Пиявка приблизилась и вытянулась на песке рядом с человеком. У нее было темное глянцевое тело, состоящее из тугих колец, поросших изогнутой редкой щетиной.

Рыбкин осторожно вытянул руку, буквально по миллиметрам приближая пальцы к ее телу. Наконец пальцы в перчатках ощутили упругую жесткость щетины, скользнули дальше и коснулись темного бока пиявки. Рыбкин подержал руку на теле пиявки, потом, неожиданно для себя самого, принялся поглаживать бок хищника. Вряд ли задубевшая шкура пиявки чувствовала его прикосновения, но он медленно почесывал ее, раздвигая щетину, и с удовлетворением видел, как медленно гаснет цепочка желтых глаз, скрываясь за бугристой кожицей век. Это были секунды обоюдного доверия. Сердце Феликса билось так неистово, что он боялся его стуком испугать хищника. Он был первым, кто коснулся живой пиявки.

Коснулся — и остался жив.

Сколько времени прошло в этом странном единении, Рыбкин не знал. Из оцепенения пиявку вывел салют, вспыхнувший над далекими куполами Теплого Сырта. Следопыт вдруг ощутил, как упруго вздулись мускулы под жесткой шкурой, а в следующий момент сора-тобу-хиру уже плясала на гребне высокого бархана метрах в десяти от Рыбкина, а в фиолетово-темном небе за ней рассыпались искрами огненные шары салюта.

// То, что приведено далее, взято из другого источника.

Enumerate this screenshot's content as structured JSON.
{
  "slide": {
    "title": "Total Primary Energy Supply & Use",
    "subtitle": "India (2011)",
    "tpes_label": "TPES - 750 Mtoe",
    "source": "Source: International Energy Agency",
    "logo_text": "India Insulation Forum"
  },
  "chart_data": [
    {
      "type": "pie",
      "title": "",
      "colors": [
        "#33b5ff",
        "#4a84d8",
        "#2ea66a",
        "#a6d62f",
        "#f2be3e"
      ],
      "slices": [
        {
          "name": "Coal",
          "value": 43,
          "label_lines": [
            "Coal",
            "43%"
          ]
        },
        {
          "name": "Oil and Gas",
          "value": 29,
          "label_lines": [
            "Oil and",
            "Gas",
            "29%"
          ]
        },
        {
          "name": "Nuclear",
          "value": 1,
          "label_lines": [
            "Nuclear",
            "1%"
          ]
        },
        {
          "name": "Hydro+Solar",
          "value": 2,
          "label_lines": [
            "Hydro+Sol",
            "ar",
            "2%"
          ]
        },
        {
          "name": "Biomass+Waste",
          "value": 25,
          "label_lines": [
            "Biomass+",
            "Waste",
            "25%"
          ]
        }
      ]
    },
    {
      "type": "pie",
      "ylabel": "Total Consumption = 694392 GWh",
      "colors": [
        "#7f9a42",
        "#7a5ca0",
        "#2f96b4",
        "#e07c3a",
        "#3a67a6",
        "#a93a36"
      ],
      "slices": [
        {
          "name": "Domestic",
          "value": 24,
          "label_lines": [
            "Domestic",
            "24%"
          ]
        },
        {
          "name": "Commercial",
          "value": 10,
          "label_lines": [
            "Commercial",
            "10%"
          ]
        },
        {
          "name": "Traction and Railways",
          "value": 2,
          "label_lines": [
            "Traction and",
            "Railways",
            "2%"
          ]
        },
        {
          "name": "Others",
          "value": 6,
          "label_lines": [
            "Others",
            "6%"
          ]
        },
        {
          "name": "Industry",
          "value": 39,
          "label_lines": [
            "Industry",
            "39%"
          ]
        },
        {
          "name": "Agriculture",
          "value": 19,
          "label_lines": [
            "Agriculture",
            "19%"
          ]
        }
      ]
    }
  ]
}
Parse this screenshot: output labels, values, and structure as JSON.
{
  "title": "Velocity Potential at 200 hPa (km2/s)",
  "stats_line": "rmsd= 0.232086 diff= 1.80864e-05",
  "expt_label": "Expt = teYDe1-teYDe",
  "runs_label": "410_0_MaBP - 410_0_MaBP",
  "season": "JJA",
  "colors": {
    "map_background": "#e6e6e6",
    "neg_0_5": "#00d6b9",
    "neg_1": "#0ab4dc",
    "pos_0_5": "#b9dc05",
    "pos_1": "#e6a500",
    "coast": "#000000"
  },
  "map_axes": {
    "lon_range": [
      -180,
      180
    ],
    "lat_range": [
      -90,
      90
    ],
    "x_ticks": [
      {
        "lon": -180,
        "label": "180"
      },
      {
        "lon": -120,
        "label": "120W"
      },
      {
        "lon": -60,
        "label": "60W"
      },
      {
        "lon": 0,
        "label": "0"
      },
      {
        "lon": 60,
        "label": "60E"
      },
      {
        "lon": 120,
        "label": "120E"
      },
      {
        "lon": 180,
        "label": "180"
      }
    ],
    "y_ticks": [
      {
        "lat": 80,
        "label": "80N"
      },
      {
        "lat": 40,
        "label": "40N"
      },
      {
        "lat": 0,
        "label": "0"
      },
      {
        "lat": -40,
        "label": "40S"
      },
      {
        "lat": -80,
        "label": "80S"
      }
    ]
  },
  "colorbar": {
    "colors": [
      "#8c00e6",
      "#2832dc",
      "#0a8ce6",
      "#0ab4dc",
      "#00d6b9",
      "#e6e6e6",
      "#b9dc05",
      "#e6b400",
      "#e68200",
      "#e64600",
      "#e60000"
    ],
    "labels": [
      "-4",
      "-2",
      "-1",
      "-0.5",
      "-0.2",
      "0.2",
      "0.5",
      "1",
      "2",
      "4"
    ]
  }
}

Сполохи высветили летающую пиявку в ее полном великолепии. Сейчас эта страшная обитательница Марса выглядела удивительно изящно. Но салют испугал сору-тобу-хиру, пиявка взвилась в воздух, и вскоре ее тень стремительно промелькнула на фоне пылающих ярких созвездий, уносясь через холодные марсианские солончаки, вдруг радужно вспыхнувших под рассыпающимся в небе салютом.